El cerebro humano moderno evolucionó más tarde de lo que se creía

El cerebro humano moderno evolucionó más tarde de lo que se creía

África, 13 abril 2021 (La Vanguardia).- Cuando los primeros humanos salieron de África hace 1,7 millones de años, lo hicieron con cerebros más parecidos a los de un simio que a los actuales. Esta transformación, en cambio, ocurrió miles de años después en dicho continente, casi un millón de años tras la aparición de nuestros primeros parientes.

La evolución hacia un cerebro más humano implicó en especial una reorganización de los lóbulos frontales del órgano. Los hallazgos se han publicado esta semana en la revista Science.

“Muchos científicos han asumido tradicionalmente que un cerebro similar al humano surgió más o menos al mismo tiempo que el género Homo”, explican por correo electrónico la primera autora de la investigación Marcia Ponce de León junto con el director del grupo Christoph Zollikofer, ambos de la Universidad de Zurich (Suiza). 

Este paso en la historia de la evolución se dio en África hace 2,8 millones de años, cuando los primeros humanos surgieron a partir de los Australopitecus.

¿Pero qué quiere decir tener un cerebro moderno? Los órganos de los humanos actuales difieren de los de los grandes simios en su mayor tamaño, y diferente forma y organización.  Destacan especialmente aquí las diferencias en las áreas del lóbulo frontal, las cuales están involucradas en tareas cognitivas complejas, como la cognición social, el uso de herramientas o el lenguaje.

Según los resultados de la investigación, fue en el periodo de tiempo entre hace 1,7 y 1,5 millones de años cuando se dio la reorganización de estas áreas cerebrales. El cambio se vivió en África. Por ello, las dos migraciones de humanos que salieron del continente lo hicieron con cerebros distintos.

La primera lo hizo con órganos arcaicos, más similares al de los Autralopitecus y simios antropomorfos como los chimpancés. La segunda, hace 1,5 millones de años, emigró ya con un cerebro similar al nuestro hasta la zona del Sudeste Asiático.

“El hecho de que el cerebro de los primeros Homo no fuera tan desarrollado como se pensaba nos hace comprender que la evolución de nuestro cerebro fue bastante compleja y pasó por varias etapas”, afirman Ponce y Zollikofer.
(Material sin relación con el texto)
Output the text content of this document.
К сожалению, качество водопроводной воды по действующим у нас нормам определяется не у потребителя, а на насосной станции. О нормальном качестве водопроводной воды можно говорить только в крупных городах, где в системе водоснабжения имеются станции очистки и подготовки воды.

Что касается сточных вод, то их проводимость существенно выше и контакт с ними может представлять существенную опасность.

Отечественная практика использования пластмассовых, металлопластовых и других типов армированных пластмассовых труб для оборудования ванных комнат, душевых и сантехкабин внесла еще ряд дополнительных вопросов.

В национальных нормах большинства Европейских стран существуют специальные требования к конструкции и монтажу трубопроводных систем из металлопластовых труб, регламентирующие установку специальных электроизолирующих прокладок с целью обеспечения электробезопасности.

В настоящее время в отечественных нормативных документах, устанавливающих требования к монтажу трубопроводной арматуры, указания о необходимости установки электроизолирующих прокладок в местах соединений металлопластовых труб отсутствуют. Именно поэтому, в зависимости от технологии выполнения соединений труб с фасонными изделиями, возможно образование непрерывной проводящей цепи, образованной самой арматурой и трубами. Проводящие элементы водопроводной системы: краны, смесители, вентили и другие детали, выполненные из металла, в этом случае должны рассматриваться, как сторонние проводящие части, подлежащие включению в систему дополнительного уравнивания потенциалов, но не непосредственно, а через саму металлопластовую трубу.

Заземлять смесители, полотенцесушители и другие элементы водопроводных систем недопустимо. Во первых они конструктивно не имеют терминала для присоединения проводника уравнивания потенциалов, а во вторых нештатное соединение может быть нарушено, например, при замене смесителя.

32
Los autores se sirvieron del estudio comparativo de fósiles de cráneos de humanos arcaicos con el de simios y humanos actuales. Los antiguos Homo se habían hallado en África y Asia.  El equipo también contó con cinco ejemplares del yacimiento de Dmanisi (Georgia) que, con hasta 1,8 millones de edad, eran los más antiguos de la muestra.

Midiendo las marcas que los surcos cerebrales y otras estructuras dejan en la superficie interna del cráneo, los autores pudieron inferir el estado de organización de los órganos.

Pero esta organización más tardía no fue sinónimo de humanos menos capaces. “De ninguna manera, debemos subestimar las capacidades de estos cerebros arcaicos. Estos primeros humanos realizaron hazañas asombrosas: salieron del África, se confrontaron con condiciones climáticas difíciles en Eurasia, fueron omnívoros, cuidaron de los miembros del grupo que necesitaban ayuda y produjeron una variedad de herramientas”, explican los autores por correo electrónico.